First off, how would the Magikarp's mother know about stories in the shop? I mean, if she's wild, she probably has never been in one.
Second, I feel that this sentence is a bit awkward anyway because of the overall subject – "stories." Grammatically, it's correct because "was" goes with "mother," but on the other hand, it also creates an inconsistent rhythm. But maybe that's just me.
You are stuck in a "fishop"
Be careful and proofread before you submit. First off, there's no period at the end of this sentence. Second, I looked it up, and as far as I know, there's no such thing as a "fishop." Do you mean a pet shop? A fish shop (although this conjures images of fish being sold to be eaten)?
Also, it's a bit difficult to grasp why this is so haunting. You don't really tell us much about the surroundings. Just that Magikarp is in a strange box that could very well be only big enough to fit it and that it's panicking. If you want to get your audience to sympathize, don't be afraid to throw in as much detail as possible to get them to see what you see.
hoping that there is a flaw in the strange, clear material you are kept in
I'm assuming Magikarp is in a tank, not the material used to make it. (As in, you may want to specify that it's a box-like confinement so you don't conjure strange images of a wrapped fish.)
Soon, you blend in to the area,
Into. Otherwise, you're doubling up on prepositions, which you should really avoid because prepositions need to be associated with a noun or verb, not another preposition.
even if none of the other Pokemon like you, or even talk to you.
Drop the comma. It actually serves no purpose in this sentence.
They spread rumours about you being a Pokemon from another world, an alien.
In the short few minutes since it's been there? Because that's pretty much what you're implying by introducing this so soon, without any sense of how much time is actually passing.
You know that your species only live for a few months and you have a lot of things in life that you haven't done yet, such as finding a mate and evolving.
This is actually another compound sentence.
Also, I would replace "such as" with "like." "Such as" tends to sound harsh and like something from a textbook. You're trying to get your audience to feel for this Magikarp, so you want to go for something a bit softer.
You also start to hate your weak little self for being so weak and unable to do anything.

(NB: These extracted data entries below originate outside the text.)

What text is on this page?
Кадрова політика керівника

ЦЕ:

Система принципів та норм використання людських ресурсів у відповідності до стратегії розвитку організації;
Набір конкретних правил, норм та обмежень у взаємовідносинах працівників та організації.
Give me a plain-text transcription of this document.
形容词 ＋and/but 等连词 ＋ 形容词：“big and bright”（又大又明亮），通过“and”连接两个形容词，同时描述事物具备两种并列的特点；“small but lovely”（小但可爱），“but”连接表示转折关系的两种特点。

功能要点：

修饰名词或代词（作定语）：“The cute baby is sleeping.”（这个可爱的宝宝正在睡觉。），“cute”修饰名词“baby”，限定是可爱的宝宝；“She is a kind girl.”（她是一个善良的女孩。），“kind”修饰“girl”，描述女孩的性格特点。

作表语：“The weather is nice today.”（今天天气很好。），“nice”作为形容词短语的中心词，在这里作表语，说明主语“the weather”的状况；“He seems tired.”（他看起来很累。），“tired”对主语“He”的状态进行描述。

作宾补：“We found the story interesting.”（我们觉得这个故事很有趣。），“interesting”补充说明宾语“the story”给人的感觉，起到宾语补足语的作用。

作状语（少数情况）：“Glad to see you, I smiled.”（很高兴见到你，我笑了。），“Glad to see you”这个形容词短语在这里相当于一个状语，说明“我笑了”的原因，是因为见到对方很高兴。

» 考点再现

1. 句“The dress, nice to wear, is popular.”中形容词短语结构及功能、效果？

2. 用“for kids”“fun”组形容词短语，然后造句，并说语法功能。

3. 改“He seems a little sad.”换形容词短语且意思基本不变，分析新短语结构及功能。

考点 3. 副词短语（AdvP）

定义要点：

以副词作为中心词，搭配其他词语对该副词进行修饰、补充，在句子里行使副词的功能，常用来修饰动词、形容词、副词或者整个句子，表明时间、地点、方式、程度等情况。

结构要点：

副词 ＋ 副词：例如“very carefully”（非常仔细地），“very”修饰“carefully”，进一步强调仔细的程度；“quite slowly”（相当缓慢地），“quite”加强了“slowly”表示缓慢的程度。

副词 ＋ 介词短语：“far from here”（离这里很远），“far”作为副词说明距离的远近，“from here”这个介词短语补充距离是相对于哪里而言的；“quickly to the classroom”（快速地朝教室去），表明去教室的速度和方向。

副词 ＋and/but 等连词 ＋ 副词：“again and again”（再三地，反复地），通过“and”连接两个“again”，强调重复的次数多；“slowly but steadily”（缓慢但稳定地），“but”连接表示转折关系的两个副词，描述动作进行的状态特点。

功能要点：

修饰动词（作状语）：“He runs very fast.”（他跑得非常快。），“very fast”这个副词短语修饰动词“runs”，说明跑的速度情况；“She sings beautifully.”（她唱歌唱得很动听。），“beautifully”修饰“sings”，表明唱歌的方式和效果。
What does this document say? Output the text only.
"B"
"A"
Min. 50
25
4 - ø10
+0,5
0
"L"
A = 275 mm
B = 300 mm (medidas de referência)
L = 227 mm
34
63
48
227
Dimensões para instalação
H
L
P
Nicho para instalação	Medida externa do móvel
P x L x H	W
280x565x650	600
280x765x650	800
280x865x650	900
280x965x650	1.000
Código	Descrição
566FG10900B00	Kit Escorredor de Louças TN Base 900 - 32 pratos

You really have to get into the mindset of your characters. Right now, you're telling us this story as if it's a cookbook. There's very little actual emotion in it, and emotion, ironically, comes from showing the character expressing themselves or showing the way the world reacts to the character, rather than telling the readers how the character feels. As in, if you show us how the main character acts or how the other characters react (either in dialogue or in actual individual actions) to the main character in specific detail, you're more likely to get us to care.
Think of it like this: If you tell us that a character is abused, it doesn't mean anything to us because we really don't see how. If you tell us that Character A walks up to Character B and, for no reason, punches him out, laughs at him, spits on him, and then calls him a rude name, then we'll be pissed at Character A and feel sorry for Character B. Likewise, if you show us that Magikarp is trying to jump out of the tank but can't because there's a lid, we're more likely to feel sorry for him, which is your goal here.
He picks you up with that strange smooth thing, a bag it's called,
First off, it's the same deal as the first correction. Comma between "strange" and "smooth" to separate adjectives.
Second, you may want to put parentheses around "a bag, it's called" (note the added comma, given the fact that the phrase "a bag" is, in itself, a dependent clause placed before the main subject), simply because using commas creates a jerky feel, as if you're trying to blend three complete sentences into one. (If that makes sense.)
Third, usually, in a pet shop, they don't fish into the tank with a bag because that's heavily inaccurate for a tank that's filled with fish. A bag is floppy, and it's likely to get caught on tank decorations or other fish. Instead, they use a long-handled net (with stiff netting) to grab the particular fish a customer wants. They transfer the fish into a smaller box just big enough for one in order to transfer them to a bag (that they fill with oxygen) away from the tank.
In other words, it just pays to do research into what you're writing about for the sake of realism. It's odd to ask for realism in a Pokémon fic, but on the other hand, you're aiming for believability, too. You may have pet owners, like myself, who's seen the procedure countless times stop and go, "Wait. What?"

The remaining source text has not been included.